Liquid-GoldLast year was a great time for venture capitalists and their investors. According to the deal database Pitchbook, U.S. venture firms saw a record $78.4 billion in exits across 845 companies, up from $39.5 billion in 2013. In fact, compared with the industry’s most recent nadir in 2009, when VCs saw just $14 billion in exits, it was a flat-out bonanza.

Don’t expect all that liquidity to transform into more venture jobs, though — so says Jon Holman, an executive recruiter who has specialized in CEO and GP searches for more than 30 years, including for firms such as Accel Partners and Sequoia Capital.

Here’s why: While all this recent liquidity has goosed the industry’s returns, its overall numbers are still nothing to crow about, particularly given the outperformance that VCs promise their investors. According to the National Venture Capital Association and Cambridge Associates, venture capital bested the DJIA, Nasdaq Composite, and S&P 500 during the last year, but it has tied or been beaten by the indices over the last three and five years.

Venture has more powerfully outperformed some of those same indices over the last 10 and 15 years. But because the public pension funds, endowments, and foundations that pay the industry’s tab aren’t keen to wait for meaningful returns, many are pressuring firms to at least lower their fees (which are typically 2 percent on committed capital and 20 percent carry on any profits).

Says Holman: “It may not be happening to Sequoia, but damn near everybody else is under pressure in terms of their fees and carry.”

That kind of pressure means there’s less money to pass around, raising a question that isn’t difficult for most firms to answer. “They ask: Do we have the same number of partners and everyone makes less money, or do we make do with fewer partners so we can make as much as we used to? The trend over the last 15 years has been to make do with fewer partners.”

Holman says that he does “have the vague sense that there are more associates and [other junior employees] than they’re used to be.” But he says he doesn’t expect that many or most will eventually become general partners, as was once the case at venture firms. “I think now there are more associates who don’t get any share of the carry; that’s how some firms are [maintaining some of their former staffing levels].”

Certainly, it’s worth drawing a distinction between traditional venture firms and other, newer types of firms, including many seed-stage firms that have launched in recent years and are typically run by a former entrepreneur or operator with some help from more junior staffers.

The number of corporate venture firms has mushroomed, too.
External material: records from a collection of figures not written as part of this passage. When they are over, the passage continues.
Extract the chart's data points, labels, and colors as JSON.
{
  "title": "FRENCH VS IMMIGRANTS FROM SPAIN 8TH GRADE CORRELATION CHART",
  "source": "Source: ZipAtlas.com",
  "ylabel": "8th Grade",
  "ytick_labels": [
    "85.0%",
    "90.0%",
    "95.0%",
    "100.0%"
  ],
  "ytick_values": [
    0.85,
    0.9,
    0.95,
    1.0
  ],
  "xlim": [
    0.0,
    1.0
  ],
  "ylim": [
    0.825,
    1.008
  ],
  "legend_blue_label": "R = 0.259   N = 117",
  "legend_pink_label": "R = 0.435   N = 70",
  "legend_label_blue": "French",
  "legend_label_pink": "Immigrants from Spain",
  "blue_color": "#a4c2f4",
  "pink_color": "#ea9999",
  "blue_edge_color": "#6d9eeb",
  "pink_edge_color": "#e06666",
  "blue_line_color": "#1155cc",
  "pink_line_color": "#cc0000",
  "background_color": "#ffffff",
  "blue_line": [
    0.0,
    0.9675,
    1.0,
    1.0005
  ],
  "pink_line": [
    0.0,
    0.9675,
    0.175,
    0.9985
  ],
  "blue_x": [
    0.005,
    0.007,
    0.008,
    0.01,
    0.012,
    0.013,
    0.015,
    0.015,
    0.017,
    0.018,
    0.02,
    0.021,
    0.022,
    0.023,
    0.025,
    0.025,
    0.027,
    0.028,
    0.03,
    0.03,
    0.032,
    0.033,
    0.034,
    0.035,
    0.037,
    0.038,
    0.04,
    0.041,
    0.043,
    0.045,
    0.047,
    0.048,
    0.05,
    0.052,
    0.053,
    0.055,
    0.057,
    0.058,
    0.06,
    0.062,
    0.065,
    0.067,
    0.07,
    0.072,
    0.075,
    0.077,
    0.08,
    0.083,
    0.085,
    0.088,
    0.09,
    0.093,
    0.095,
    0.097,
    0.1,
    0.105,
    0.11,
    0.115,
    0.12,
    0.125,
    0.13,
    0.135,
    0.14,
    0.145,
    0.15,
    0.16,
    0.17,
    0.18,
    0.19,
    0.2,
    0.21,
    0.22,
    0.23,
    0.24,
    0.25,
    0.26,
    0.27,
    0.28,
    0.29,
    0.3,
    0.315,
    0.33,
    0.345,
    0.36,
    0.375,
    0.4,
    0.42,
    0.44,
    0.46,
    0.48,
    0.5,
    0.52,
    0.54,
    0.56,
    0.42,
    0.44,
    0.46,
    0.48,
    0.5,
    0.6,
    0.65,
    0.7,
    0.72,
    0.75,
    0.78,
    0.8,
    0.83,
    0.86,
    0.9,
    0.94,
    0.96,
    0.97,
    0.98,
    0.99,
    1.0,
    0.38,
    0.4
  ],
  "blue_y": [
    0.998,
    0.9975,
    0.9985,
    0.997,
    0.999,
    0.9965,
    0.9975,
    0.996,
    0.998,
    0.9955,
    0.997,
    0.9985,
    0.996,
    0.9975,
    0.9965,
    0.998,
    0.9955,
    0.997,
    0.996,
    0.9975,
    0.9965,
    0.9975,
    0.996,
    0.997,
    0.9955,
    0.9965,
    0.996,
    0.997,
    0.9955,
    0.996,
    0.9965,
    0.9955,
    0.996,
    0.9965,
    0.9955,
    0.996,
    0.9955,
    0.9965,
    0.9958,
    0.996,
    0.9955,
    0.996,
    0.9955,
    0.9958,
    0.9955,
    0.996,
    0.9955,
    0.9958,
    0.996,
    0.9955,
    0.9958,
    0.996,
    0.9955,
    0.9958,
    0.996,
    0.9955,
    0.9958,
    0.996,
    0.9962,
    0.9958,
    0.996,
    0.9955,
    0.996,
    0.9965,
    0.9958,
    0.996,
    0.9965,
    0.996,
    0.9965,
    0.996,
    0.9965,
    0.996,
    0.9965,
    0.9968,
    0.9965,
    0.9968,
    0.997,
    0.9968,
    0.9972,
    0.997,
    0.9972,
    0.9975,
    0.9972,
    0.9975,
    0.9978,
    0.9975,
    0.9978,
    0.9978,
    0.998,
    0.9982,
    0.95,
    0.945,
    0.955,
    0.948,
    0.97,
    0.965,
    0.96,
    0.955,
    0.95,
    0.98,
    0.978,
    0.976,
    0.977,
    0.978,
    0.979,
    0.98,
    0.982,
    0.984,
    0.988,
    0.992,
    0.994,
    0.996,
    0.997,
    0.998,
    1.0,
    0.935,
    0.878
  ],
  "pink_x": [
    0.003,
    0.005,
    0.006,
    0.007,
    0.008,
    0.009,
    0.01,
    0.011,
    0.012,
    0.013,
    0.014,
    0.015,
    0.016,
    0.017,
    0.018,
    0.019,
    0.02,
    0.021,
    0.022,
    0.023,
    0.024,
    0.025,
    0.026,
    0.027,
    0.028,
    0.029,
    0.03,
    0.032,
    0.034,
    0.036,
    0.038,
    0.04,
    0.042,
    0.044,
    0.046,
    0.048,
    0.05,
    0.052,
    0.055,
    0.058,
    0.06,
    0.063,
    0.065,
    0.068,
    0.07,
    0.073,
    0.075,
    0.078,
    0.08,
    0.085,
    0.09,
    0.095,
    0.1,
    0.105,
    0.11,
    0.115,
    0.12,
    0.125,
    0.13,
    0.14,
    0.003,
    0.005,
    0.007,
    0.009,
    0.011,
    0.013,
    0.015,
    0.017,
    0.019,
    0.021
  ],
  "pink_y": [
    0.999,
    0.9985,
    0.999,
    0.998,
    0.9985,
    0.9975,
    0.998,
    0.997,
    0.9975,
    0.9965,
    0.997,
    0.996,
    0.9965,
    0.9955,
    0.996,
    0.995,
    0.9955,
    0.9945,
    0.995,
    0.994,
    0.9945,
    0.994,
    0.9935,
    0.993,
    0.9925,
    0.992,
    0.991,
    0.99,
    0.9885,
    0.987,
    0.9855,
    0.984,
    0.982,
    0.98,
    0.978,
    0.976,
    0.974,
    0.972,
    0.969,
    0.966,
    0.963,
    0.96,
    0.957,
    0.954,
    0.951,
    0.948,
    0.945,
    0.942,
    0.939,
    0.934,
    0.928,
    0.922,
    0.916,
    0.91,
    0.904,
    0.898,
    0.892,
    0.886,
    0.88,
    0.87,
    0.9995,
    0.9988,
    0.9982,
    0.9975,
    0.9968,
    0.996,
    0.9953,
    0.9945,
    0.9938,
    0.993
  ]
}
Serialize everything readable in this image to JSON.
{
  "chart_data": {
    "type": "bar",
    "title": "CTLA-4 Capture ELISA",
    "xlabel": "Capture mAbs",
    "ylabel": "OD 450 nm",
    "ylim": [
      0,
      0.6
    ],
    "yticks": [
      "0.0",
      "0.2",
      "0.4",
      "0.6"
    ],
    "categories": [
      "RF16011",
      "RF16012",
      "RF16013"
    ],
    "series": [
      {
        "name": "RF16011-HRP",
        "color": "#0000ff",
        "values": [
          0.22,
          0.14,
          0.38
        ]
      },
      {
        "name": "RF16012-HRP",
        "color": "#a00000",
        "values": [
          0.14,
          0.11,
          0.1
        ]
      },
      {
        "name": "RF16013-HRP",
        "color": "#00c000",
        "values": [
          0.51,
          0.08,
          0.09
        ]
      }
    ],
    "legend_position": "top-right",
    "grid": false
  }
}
According to the media company Global Corporate Venturing, over the past four years, more than 475 corporate venture funds have sprung into being, bringing the worldwide total to more than 1,100.

Still, firms that have been around a cycle or two are not hiring aggressively, and that’s not likely to change, suggests Holman.

“Yes, some investors are having nice returns because of these ‘unicorns,’ but that won’t keep up,” he says. “Only crazy people think it will keep up. This is an asset class, and all asset classes wax and wane.”